See the frantic bird once trapped between the window and the blinds
Flapping furiously in a state of anxious nausea
He widens his beak, panting, pausing to comprehend the glass
Villainless, he trapped himself; victimless, the malcontented
Praising folly for the virtue of this lone afflicted one
He points toward avarice as the example of accolades
Primal fury igniting the passion of righteous battle
Against the world does he rage, this plight of destiny or fate
“I watch clouds spin in adoration of undefeated whim
I, the vessel of mad genius, spill words at finite reason
Time passes outside my tempered glass as I watch knowingly
Someone has trapped me in this cage, I must shout that I exist!
It is me. And the blinds boisterously bustle behind me
But here still I will prove my tenacious ingenuity
I clamor, I’m vigilant, decidedly the indigent
With tousled feathers I pace steady on the gray marble sill
My cause is myself; no one could possibly know my struggle
Who will vindicate me?
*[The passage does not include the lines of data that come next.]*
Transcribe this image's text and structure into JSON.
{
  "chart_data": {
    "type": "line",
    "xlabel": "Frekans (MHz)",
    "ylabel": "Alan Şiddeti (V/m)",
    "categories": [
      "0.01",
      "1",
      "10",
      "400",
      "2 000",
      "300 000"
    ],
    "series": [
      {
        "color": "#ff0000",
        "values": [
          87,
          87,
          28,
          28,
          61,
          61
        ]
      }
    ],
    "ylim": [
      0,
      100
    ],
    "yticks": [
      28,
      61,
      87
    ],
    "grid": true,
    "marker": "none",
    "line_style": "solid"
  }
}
I, captain of my captivity!
Though I have gone into the cage, yet I will prove myself out
I wait for the world beyond the glass to see my victory
Hear my forlorn story, ascension from asceticism
Bound in this temple of someone else’s mockery of me
Know that my squawk is heard and know that I alone have the key
Woe, the standard of my conquering cry, as I peck the glass
I will soar upon the aggression of my own mighty wings
Faultless, I plow headlong again and again into the glass
How noble, how stalwart, the gradient of those who earn truth
It rises as they rise, proving their struggle was always theirs
The moment comes as the man with the contentious demeanor
Unwittingly pushes on the blinds, suddenly I am free!
I’ve conquered all! Now in flight before the foe that sought my harm
That strange place beyond the glass now will hear my triumphant song.”